Şeylerin başlangıcını görmek kolaydır ve uçları görmek daha zordur. Şimdi hatırlayabiliyorum, boynumun arkasındaki sinirleri daraltan bir netlikle, New York benim için başladığında, ama bittiği anda parmağımı koyamıyorum, belirsizlikleri ve ikinci başlangıcını asla kesemiyorum ve kahramanın artık bir zamanlar olduğu kadar iyimser olmadığı sayfadaki kesin yere çözülemiyor.
(It is easy to see the beginnings of things, and harder to see the ends. I can remember now, with a clarity that makes the nerves in the back of my neck constrict, when New York began for me, but I cannot lay my finger upon the moment it ended, can never cut through the ambiguities and second starts and broken resolves to the exact place on the page where the heroine is no longer as optimistic as she once was.)
Alıntı, özellikle kişisel deneyimlerde, başlangıçlar ve sonlar arasındaki kontrastı yansıtır.

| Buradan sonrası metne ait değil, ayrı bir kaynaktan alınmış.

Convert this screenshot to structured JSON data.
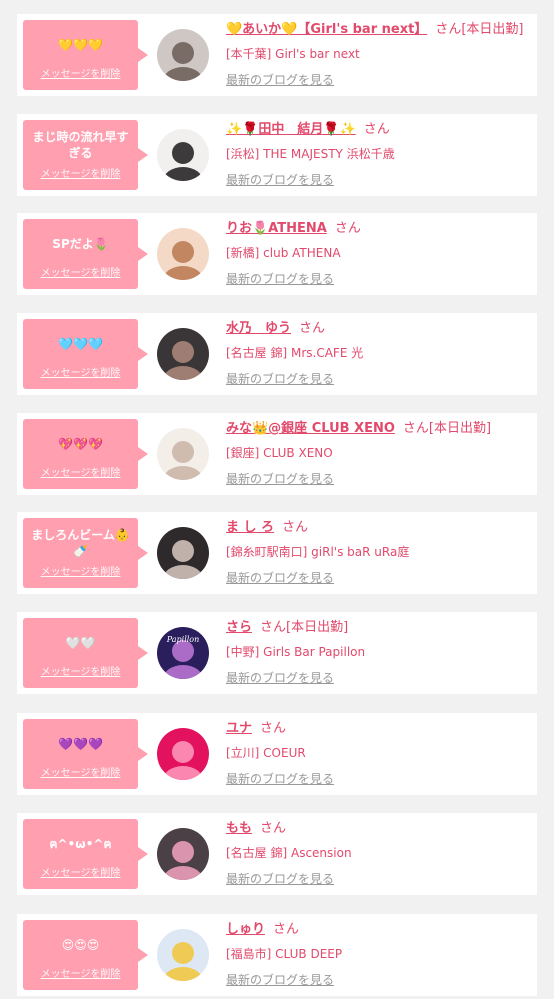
{
  "delete_label": "メッセージを削除",
  "blog_label": "最新のブログを見る",
  "colors": {
    "bubble": "#ff9fb0",
    "accent": "#e2496b",
    "link_gray": "#999999",
    "background": "#f1f1f1"
  },
  "messages": [
    {
      "message": "💛💛💛",
      "name": "💛あいか💛【Girl's bar next】",
      "san": "さん",
      "today": "[本日出勤]",
      "shop": "[本千葉] Girl's bar next",
      "avatar_colors": [
        "#cfc7c3",
        "#6a5a55"
      ]
    },
    {
      "message": "まじ時の流れ早すぎる",
      "name": "✨🌹田中　結月🌹✨",
      "san": "さん",
      "today": "",
      "shop": "[浜松] THE MAJESTY 浜松千歳",
      "avatar_colors": [
        "#f2f0ee",
        "#1c1a1a"
      ]
    },
    {
      "message": "SPだよ🌷",
      "name": "りお🌷ATHENA",
      "san": "さん",
      "today": "",
      "shop": "[新橋] club ATHENA",
      "avatar_colors": [
        "#f3d9c6",
        "#b8774e"
      ]
    },
    {
      "message": "🩵🩵🩵",
      "name": "水乃　ゆう",
      "san": "さん",
      "today": "",
      "shop": "[名古屋 錦] Mrs.CAFE 光",
      "avatar_colors": [
        "#3a3536",
        "#b08b7d"
      ]
    },
    {
      "message": "💖💖💖",
      "name": "みな👑@銀座 CLUB XENO",
      "san": "さん",
      "today": "[本日出勤]",
      "shop": "[銀座] CLUB XENO",
      "avatar_colors": [
        "#f4eee9",
        "#c9b2a4"
      ]
    },
    {
      "message": "ましろんビーム👶🍼",
      "name": "ま し ろ",
      "san": "さん",
      "today": "",
      "shop": "[錦糸町駅南口] giRl's baR uRa庭",
      "avatar_colors": [
        "#2e2a2b",
        "#d9c9c1"
      ]
    },
    {
      "message": "🤍🤍",
      "name": "さら",
      "san": "さん",
      "today": "[本日出勤]",
      "shop": "[中野] Girls Bar Papillon",
      "avatar_colors": [
        "#2a1e5c",
        "#c27ad9"
      ],
      "avatar_text": "Papillon"
    },
    {
      "message": "💜💜💜",
      "name": "ユナ",
      "san": "さん",
      "today": "",
      "shop": "[立川] COEUR",
      "avatar_colors": [
        "#e3125e",
        "#ff9cc0"
      ]
    },
    {
      "message": "ฅ^•ω•^ฅ",
      "name": "もも",
      "san": "さん",
      "today": "",
      "shop": "[名古屋 錦] Ascension",
      "avatar_colors": [
        "#4b4045",
        "#f5a3c0"
      ]
    },
    {
      "message": "😍😍😍",
      "name": "しゅり",
      "san": "さん",
      "today": "",
      "shop": "[福島市] CLUB DEEP",
      "avatar_colors": [
        "#dde8f4",
        "#f2c63a"
      ]
    }
  ]
}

Konuşmacı, New York'a varışlarının canlı anılarını hatırlıyor ve onunla birlikte gelen heyecanı ve potansiyeli vurguluyor. Bununla birlikte, zorluk, bu ilk coşku azaldığında, değişimin karmaşıklıklarını ve kesin bir son anı tanımlamanın zorluğunu ortaya çıkardığında saptanmaktır. Bu belirsizlik, netliğin genellikle yeni başlangıçlara eşlik ettiği yaşamın geçişleri hakkında daha geniş bir temayı yansıtırken, sonuç belirsiz kalır.
Değişim anını belirleme mücadelesi, yaşamın belirsizliklerle nasıl doldurulabileceğini vurgular, bu da iyimserlik daha bastırılmış bir şeye dönüştüğünde tanımayı zorlaştırır. Bu, yazarın kişisel yolculuğuyla yankılanır ve zamanın geçişi ve duyguların evrimi ile evrensel bir boğuşma deneyimini yansıtır. Didion'un yansıması, başlangıçların kutlanması kolay olsa da, sonların genellikle karışık olduğunu ve bir zamanlar değer verdiğimizi sorgulamaya bıraktığını hatırlatıyor.